One Writer's Beginnings
- First edition
- Author: Eudora Welty
- Language: English
- Publisher: Harvard University Press
- Publication date: 1984
- Publication place: United States
- ISBN: 0-674-63925-1

= One Writer's Beginnings =

Collection of essays by Eudora Welty

One Writer's Beginnings is a collection of autobiographical essays by Eudora Welty. The book is based on three lectures she delivered at Harvard University in April 1983, as part of the William E. Massey Sr. lecture series. The three essays are entitled: Listening, Learning to See, and Finding a Voice. Well received by both critics and fans alike, One Writer's Beginnings was on The New York Times bestseller list for almost a year.

In the essays, Ms.
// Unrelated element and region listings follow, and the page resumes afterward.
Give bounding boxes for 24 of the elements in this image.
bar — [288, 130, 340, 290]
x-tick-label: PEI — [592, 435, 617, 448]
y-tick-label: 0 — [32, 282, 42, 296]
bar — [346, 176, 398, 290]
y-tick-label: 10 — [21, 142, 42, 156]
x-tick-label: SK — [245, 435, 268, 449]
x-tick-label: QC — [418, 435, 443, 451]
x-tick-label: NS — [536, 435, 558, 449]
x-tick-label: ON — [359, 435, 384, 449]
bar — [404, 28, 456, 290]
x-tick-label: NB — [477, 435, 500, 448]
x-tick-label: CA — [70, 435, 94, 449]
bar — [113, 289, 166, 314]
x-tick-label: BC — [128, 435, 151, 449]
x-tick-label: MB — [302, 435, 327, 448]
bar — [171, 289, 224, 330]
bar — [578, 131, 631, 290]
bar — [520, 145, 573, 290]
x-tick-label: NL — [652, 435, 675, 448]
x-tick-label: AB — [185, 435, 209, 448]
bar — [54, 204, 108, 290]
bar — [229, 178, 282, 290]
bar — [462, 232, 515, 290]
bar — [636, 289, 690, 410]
Welty explains the inescapable bond between her childhood in Mississippi and her later career as a writer. She shares details from her childhood and her relationship with her parents, Christian Welty and Chestina Andrews Welty. She discusses how these two critical relationships, and other relationships from her childhood, contributed to her literary voice. The book has been praised as revealing "the confluence of past and present as the design of Welty's life and art by making such intersection the structural principle behind her life story as an artist."

The book includes a number of Welty family photos.

The lectures were published in book form by Harvard University Press in 1984.